– Rynek będzie spadał jeszcze także w 2014 roku. Jeśli stabilizacja – to w 2015 roku – stwierdził. Zgodnie z prezentacją giełdowej firmy, jej zdaniem w 2014 r. rynek telekomunikacyjny skurczy się o 800 mln zł.
Firma zapowiedziała dziś, że w dalszym ciągu będzie oszczędzać na wielu polach. Według Macieja Wituckiego, tegoroczne nakłady inwestycyjne (CAPEX) grupy będą niższe niż 2 mld zł (nie licząc wydatków na częstotliwości), a w kolejnych latach firma będzie dążyć do jego obniżenia w ujęciu procenta przychodów do 12-13 proc. Wyprzeda też spółki spoza głównego biznesu, w tym Wirtualną Polskę, spółkę Exploris i inne pomniejsze.
Zamiast grupy powstanie jedna duża firma, oferująca pakiet usług. - Połączenie TPSA z Centertelem (spółką zależną, prowadzącą sieć komórkową - red.) pociągnie za sobą redukcję zatrudnienia w grupie – powiedział Witucki. W tym roku, według ustaleń z pracownikami, zmniejszy się ono o 1,7 tys. osób. W kolejnych lata będzie miała miejsce dalsza redukcja. Grupa zapowiada przy tym w prezentacji dla inwestorów, że cięcia dotkną również stanowisk menedżerskich w grupie.
Innym polem oszczędności ma być ograniczenie liczby sklepów z usługami (jednocześnie efektywność pozostałych ma się podwoić), przerzucenie części kosztów dostaw na klientów.

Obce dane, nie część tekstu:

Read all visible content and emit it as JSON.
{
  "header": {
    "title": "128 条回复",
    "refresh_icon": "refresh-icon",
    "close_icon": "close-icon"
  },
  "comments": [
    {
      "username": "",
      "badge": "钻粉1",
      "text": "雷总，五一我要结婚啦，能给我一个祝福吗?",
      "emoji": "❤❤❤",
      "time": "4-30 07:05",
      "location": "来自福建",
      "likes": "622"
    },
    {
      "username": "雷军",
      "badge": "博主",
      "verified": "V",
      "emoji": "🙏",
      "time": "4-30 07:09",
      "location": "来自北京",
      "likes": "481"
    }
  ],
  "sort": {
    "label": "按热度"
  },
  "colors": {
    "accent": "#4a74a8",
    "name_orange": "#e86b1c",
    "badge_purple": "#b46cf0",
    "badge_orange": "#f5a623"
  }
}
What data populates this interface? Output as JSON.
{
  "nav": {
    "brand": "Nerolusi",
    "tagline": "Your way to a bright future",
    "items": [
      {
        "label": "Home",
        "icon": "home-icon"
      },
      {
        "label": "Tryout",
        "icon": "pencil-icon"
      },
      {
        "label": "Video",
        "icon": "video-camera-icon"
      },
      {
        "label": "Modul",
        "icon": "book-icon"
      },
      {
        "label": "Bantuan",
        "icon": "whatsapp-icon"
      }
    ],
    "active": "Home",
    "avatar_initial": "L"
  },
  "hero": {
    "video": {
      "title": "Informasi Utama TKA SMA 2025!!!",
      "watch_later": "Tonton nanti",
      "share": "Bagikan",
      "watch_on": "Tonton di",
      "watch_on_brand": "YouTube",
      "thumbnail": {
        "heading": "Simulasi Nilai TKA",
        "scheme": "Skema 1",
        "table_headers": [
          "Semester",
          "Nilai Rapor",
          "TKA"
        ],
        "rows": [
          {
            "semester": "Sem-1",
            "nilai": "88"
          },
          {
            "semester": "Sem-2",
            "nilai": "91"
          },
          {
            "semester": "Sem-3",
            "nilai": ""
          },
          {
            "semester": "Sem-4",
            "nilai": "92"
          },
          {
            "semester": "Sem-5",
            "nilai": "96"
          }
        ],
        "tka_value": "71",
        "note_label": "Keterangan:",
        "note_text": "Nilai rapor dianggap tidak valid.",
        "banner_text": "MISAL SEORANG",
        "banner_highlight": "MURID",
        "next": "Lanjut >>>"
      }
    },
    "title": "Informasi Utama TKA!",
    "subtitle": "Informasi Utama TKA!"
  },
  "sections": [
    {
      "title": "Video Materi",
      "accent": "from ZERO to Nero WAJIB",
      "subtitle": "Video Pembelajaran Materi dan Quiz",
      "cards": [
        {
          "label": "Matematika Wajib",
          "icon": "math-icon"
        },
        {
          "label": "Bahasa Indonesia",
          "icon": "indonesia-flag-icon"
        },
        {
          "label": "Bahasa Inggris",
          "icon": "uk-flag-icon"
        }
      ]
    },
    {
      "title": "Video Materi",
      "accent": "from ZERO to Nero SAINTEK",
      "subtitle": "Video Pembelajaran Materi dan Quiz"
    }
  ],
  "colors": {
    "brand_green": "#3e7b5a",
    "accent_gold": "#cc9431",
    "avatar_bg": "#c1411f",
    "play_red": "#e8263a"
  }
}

Grupa rozważa też outsourcing części systemów IT. Nadzieje wiąże też z dystrybucją oferty via Internet: docelowo tędy grupa chce realizować 20 proc. sprzedaży.
Dużą zmianą mogłaby być sprzedaż infrastruktury stacjonarnej części grupy. Jak czytamy w prezentacji, zarząd będzie prowadził analizy „opcji dla sieci stacjonarnej". Szczegółów na ten temat jednak na razie brak.